Sulejmani wszedł do panteonu irańskich męczenników. „Męczennik jest dla Amerykanów znacznie bardziej niebezpieczny niż żywa osoba” – mówi biznesmen Cyrus. „Matki będą uczyć swoich synów, jak stać się drugim Sulejmanim. Miliony będą walczyć z arogancją systemu amerykańskiego”.
Cyrus wspierał ostatni Listopadowe protesty przeciwko bezrobociu i korupcji. „Żółte kamizelki we Francji demonstrowały przez rok” – mówi. "Dlaczego nie tutaj?"

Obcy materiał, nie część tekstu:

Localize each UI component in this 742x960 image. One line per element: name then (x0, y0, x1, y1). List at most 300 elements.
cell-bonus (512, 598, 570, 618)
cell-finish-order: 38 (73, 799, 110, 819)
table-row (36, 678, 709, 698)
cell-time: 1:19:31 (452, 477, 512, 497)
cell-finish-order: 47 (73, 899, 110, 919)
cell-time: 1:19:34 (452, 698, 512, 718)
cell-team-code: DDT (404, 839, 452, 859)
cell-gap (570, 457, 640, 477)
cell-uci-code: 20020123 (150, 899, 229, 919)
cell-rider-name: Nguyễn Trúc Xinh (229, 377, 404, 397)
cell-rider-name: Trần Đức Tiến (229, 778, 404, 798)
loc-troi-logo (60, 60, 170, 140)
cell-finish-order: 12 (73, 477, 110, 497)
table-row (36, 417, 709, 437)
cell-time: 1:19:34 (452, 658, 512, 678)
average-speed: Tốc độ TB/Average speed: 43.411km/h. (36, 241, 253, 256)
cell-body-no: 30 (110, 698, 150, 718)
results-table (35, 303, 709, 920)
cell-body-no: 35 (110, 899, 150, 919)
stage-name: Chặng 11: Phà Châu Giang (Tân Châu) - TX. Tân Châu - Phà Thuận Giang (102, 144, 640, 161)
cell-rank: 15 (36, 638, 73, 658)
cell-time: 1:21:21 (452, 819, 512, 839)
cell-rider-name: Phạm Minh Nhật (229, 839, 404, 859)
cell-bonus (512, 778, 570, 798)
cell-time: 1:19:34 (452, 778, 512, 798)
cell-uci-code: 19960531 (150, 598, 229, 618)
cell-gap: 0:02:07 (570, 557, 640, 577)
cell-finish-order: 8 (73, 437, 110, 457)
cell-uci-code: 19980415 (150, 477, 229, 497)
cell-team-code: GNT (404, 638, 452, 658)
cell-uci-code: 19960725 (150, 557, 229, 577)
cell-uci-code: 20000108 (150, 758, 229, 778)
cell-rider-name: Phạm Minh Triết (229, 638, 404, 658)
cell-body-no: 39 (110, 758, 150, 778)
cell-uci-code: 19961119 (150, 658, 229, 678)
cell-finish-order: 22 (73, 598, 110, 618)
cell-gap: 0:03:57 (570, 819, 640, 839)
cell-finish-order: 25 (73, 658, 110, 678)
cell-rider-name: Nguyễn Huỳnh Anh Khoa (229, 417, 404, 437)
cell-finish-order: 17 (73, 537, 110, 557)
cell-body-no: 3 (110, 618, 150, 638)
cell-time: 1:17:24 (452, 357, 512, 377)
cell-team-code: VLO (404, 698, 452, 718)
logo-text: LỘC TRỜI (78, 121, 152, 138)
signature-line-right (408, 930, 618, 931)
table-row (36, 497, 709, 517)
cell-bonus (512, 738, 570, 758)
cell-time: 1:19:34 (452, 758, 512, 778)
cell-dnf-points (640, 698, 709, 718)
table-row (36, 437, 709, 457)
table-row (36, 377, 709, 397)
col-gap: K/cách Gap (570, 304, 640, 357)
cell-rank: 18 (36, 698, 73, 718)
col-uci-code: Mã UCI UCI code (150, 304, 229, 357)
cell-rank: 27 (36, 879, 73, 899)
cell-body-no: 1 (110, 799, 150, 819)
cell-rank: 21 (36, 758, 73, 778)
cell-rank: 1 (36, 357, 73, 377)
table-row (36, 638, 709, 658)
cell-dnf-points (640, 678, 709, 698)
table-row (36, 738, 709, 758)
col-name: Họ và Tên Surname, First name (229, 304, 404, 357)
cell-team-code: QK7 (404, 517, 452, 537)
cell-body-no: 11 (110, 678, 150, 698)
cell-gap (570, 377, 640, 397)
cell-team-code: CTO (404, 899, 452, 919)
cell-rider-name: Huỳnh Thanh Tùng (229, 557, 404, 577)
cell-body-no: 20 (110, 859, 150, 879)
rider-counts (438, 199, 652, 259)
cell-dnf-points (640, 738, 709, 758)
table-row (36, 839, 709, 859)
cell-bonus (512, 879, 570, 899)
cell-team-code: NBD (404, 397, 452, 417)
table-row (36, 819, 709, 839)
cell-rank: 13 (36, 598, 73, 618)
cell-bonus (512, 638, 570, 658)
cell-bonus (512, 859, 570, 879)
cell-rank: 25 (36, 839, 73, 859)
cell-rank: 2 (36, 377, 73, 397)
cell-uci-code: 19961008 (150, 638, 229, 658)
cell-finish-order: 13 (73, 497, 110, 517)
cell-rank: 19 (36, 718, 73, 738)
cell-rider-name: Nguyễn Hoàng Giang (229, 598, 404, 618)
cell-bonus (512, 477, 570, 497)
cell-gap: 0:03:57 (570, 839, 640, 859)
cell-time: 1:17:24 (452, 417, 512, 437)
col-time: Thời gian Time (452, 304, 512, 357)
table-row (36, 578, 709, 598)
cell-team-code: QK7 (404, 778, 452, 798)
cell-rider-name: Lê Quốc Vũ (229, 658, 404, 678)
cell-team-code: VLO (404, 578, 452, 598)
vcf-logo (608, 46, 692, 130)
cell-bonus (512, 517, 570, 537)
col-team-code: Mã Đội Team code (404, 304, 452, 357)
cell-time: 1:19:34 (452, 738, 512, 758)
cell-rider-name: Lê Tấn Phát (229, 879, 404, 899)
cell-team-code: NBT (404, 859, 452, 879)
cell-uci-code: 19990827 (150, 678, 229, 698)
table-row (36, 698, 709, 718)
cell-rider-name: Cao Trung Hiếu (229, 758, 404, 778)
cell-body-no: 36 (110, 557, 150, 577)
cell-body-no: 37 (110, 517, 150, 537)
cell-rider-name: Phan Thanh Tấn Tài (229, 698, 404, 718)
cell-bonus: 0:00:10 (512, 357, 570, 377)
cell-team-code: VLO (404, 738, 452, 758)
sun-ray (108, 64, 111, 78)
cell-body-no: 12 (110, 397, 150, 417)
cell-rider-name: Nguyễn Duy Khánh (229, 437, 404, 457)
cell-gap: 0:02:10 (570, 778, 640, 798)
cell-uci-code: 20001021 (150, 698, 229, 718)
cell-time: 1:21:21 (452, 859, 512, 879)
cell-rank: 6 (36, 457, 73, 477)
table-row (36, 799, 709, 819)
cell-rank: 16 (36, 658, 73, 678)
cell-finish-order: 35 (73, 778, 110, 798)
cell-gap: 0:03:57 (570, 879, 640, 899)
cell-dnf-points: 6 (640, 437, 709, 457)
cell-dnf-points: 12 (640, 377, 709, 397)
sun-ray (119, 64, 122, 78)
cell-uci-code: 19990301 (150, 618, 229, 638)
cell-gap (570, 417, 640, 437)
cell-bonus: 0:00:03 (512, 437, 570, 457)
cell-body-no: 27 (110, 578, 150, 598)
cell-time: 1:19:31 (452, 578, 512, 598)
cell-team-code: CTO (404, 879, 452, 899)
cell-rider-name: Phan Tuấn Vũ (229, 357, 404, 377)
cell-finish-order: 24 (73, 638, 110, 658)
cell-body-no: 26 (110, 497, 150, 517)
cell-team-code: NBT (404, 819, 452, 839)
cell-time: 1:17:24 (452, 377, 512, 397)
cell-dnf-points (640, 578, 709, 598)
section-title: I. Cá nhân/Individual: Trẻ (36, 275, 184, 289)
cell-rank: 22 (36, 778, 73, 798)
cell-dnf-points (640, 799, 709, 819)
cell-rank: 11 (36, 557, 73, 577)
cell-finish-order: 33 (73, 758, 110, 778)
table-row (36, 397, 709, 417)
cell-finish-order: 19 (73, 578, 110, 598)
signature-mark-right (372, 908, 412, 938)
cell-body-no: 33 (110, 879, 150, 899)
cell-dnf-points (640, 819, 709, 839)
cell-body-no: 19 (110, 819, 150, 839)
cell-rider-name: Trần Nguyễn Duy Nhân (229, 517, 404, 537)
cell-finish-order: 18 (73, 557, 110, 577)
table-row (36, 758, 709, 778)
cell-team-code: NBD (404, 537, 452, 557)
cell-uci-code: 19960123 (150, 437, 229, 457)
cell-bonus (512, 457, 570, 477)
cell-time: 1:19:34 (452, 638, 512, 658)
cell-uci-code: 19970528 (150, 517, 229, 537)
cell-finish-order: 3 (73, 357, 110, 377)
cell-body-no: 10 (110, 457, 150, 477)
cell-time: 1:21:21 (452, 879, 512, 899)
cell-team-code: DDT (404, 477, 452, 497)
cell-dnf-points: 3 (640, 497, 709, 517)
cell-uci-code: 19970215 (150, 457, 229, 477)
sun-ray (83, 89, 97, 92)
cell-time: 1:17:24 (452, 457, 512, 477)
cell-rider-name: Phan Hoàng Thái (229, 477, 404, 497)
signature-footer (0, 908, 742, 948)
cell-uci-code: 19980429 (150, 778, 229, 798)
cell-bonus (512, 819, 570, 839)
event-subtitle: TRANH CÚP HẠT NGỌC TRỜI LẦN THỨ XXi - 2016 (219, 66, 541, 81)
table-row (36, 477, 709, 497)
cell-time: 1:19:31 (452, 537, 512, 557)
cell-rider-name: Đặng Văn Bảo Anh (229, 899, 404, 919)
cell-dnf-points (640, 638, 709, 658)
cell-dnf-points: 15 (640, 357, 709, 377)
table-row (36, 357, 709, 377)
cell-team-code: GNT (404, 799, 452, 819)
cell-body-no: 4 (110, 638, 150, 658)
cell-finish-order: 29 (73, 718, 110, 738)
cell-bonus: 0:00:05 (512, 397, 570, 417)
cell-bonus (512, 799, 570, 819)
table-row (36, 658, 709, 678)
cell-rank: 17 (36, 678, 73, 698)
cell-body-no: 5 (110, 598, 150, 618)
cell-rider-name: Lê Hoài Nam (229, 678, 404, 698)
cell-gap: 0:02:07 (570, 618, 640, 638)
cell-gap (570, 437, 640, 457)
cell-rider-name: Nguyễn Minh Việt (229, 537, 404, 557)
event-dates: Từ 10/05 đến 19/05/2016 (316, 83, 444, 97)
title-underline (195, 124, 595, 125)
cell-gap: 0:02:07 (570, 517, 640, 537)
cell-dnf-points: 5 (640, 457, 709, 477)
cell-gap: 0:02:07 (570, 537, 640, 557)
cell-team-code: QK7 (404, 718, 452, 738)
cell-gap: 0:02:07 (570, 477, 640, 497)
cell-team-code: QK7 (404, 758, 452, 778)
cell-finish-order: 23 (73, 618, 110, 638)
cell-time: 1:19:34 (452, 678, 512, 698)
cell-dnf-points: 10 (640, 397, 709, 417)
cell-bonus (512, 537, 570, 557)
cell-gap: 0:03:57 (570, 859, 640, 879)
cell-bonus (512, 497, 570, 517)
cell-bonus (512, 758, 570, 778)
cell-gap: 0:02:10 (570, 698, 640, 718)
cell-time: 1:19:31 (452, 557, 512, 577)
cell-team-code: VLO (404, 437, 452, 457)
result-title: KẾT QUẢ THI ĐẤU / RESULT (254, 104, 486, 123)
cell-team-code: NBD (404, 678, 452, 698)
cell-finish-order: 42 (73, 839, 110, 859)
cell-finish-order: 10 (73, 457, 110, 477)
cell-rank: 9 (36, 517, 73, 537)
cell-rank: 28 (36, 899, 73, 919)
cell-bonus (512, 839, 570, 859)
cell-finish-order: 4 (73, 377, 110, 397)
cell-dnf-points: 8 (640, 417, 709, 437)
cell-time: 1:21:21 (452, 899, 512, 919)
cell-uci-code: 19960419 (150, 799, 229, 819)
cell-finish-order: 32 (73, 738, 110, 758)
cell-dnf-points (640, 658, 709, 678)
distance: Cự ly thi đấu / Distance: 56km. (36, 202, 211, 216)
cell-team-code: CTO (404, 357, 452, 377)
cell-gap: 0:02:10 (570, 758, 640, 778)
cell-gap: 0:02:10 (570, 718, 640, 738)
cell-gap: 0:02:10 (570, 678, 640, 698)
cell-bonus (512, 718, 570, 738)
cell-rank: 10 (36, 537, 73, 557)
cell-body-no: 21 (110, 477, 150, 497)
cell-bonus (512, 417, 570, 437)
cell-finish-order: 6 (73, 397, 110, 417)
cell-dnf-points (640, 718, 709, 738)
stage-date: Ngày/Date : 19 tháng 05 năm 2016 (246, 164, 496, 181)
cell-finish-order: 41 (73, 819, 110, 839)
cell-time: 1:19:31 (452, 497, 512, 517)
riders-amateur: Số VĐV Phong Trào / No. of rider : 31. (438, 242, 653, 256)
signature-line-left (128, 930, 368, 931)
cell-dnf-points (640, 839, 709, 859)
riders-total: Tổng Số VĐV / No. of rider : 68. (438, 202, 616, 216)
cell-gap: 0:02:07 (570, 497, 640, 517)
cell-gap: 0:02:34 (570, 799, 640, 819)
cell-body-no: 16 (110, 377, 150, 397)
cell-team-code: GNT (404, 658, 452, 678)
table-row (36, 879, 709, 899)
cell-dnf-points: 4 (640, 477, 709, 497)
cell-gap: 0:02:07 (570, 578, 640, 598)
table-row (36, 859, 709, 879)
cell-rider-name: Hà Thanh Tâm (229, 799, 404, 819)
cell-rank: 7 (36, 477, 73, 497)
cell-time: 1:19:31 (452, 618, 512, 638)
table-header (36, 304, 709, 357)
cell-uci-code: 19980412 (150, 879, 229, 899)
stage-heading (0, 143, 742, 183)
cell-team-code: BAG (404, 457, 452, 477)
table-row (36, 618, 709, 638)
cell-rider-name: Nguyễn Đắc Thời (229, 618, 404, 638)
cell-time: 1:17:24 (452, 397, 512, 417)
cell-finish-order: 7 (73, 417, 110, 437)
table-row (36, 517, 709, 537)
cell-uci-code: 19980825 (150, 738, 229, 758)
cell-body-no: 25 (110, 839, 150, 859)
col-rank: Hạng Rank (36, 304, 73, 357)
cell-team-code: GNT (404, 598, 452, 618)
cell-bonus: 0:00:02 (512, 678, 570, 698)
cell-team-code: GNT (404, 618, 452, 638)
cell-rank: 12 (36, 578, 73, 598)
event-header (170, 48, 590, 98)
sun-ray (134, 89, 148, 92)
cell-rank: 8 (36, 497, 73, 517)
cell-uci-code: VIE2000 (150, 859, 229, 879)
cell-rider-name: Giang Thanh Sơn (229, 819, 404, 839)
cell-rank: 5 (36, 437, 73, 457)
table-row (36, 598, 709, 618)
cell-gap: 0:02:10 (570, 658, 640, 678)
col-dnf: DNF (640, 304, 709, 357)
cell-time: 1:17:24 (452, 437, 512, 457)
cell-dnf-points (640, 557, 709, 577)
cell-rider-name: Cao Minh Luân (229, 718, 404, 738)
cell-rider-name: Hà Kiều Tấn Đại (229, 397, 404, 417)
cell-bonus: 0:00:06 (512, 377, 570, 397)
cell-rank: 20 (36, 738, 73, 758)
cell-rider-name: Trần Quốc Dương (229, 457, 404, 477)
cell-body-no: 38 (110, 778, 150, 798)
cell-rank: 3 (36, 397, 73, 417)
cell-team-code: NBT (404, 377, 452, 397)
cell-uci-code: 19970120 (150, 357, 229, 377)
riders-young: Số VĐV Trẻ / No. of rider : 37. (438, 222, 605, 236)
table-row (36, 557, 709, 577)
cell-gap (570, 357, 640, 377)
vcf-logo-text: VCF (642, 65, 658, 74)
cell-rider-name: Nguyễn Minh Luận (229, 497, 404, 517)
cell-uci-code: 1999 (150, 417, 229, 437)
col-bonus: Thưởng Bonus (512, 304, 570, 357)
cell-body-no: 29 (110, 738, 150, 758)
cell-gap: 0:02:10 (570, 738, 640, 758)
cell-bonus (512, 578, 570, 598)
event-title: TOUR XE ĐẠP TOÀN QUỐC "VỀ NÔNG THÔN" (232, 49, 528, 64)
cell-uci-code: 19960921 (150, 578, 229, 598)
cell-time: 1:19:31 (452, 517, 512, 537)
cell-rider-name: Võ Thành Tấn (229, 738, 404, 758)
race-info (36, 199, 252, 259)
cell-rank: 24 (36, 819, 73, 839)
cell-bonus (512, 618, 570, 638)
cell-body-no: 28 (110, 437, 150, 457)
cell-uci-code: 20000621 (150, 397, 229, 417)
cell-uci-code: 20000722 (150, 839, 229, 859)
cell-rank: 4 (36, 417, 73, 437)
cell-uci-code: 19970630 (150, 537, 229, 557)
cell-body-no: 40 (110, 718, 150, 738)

Cyrus później sprzeciwił się demonstracjom, które stały się gwałtowne. „Ale” – dodaje – „wszyscy poparli żądania protestujących. Jeśli tego nie zrobiłeś, nie wiedziałeś, jaka jest sytuacja w Iranie.
W chwili pisania tego tekstu ataki militarne typu „wet za wet” ucichły. Ale zasadniczy konflikt jest daleki od rozwiązania. Wydaje się, że Trumpowi zależy na wymuszeniu zmiany reżimu w Iranie. Irańczycy na to nie idą.
Reese ErlichRozpowszechniana w całym kraju rubryka „Foreign Correspondent” ukazuje się co dwa tygodnie. Jest autorem Dzisiejszy program Iranu: Prawdziwa historia w Iranie i co jest nie tak z polityką USA. Śledź go dalej Twitter, @ReeseErlich; zaprzyjaźnij się z nim Facebook; i odwiedź jego strona.
ZNetwork jest finansowany wyłącznie dzięki hojności swoich czytelników.